= Marion Morgan (singer) =

American jazz musician

Marion Morgan (born Marion Swires; December 14, 1923 – October 21, 2013) was an American vocalist who sang with big band leader Harry James.

==Career==
Born in Detroit, Michigan, Morgan was billed as Lee Barrie when she sang on the Pacific Coast. She changed her name at the suggestion of bandleader Russ Morgan.

Morgan had a 15-minute Monday to Friday morning program on WMGM radio in New York City in 1951. A review in the trade publication Billboard said that she "exhibited a professional adequacy but little more" on the show. Radio-TV Mirror magazine reported in its May 1952 issue that she "has been concentrating on night-club dates and has been playing the supper club circuit around the country."
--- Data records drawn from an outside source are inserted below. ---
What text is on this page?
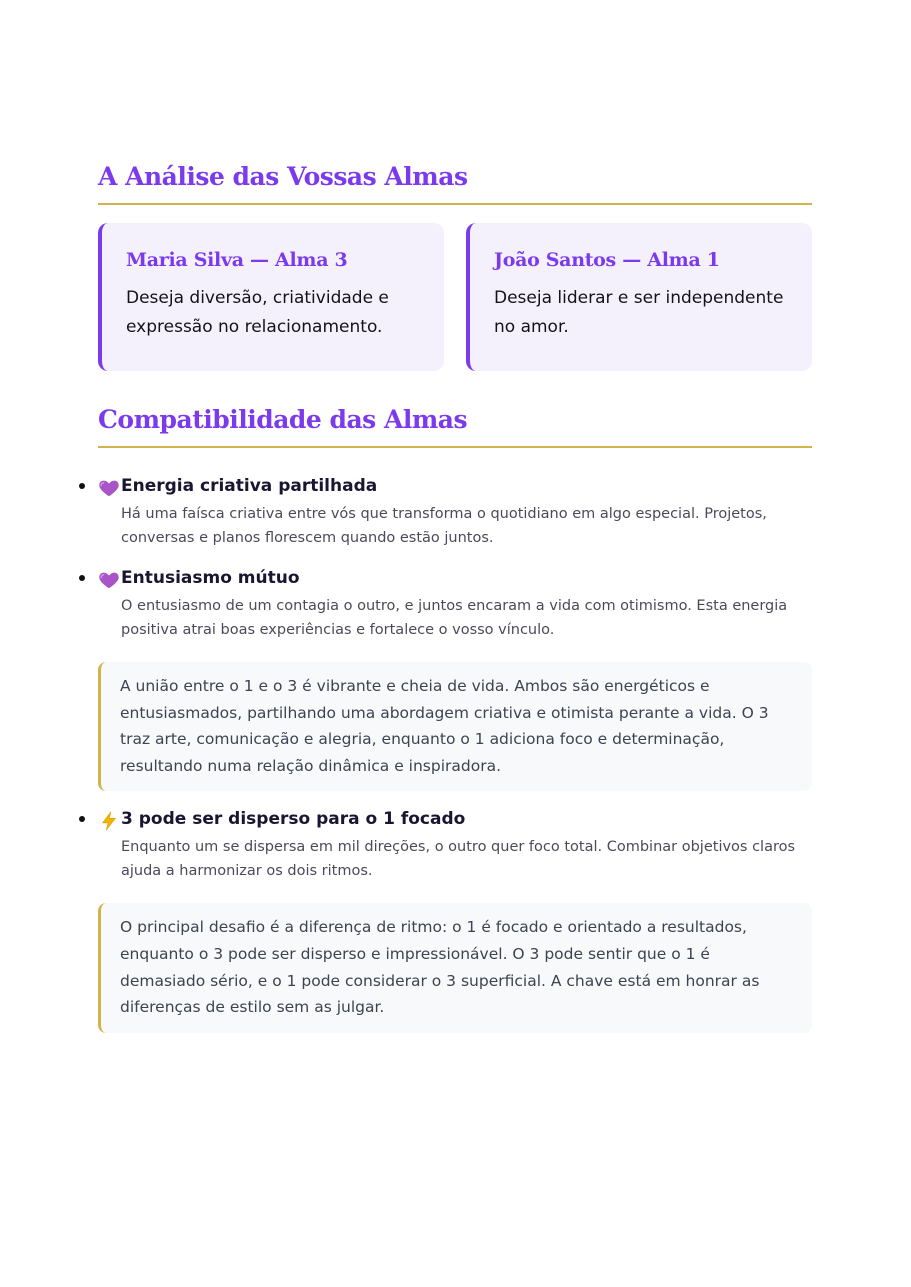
A Análise das Vossas Almas
Maria Silva — Alma 3

Deseja diversão, criatividade e expressão no relacionamento.

João Santos — Alma 1

Deseja liderar e ser independente no amor.

Compatibilidade das Almas

Energia criativa partilhada

Há uma faísca criativa entre vós que transforma o quotidiano em algo especial. Projetos, conversas e planos florescem quando estão juntos.

Entusiasmo mútuo

O entusiasmo de um contagia o outro, e juntos encaram a vida com otimismo. Esta energia positiva atrai boas experiências e fortalece o vosso vínculo.

A união entre o 1 e o 3 é vibrante e cheia de vida. Ambos são energéticos e entusiasmados, partilhando uma abordagem criativa e otimista perante a vida. O 3 traz arte, comunicação e alegria, enquanto o 1 adiciona foco e determinação, resultando numa relação dinâmica e inspiradora.

3 pode ser disperso para o 1 focado

Enquanto um se dispersa em mil direções, o outro quer foco total. Combinar objetivos claros ajuda a harmonizar os dois ritmos.

O principal desafio é a diferença de ritmo: o 1 é focado e orientado a resultados, enquanto o 3 pode ser disperso e impressionável. O 3 pode sentir que o 1 é demasiado sério, e o 1 pode considerar o 3 superficial. A chave está em honrar as diferenças de estilo sem as julgar.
In the 1960s, Morgan was "hostess-singer-interviewer" for the Panorama Pacific program on KNXT in Los Angeles, California.

== Personal life ==
While performing with Harry James, Marion Morgan fell in love with Sidney "Sid" J. Beller (1913–1991), the band's road manager, who decided to leave his job just before Morgan left in 1949. Beller and Morgan were married in Las Vegas on October 7, 1949. They had two children: Jay Howard Beller, born November 21, 1957, and Julie Lenore Beller.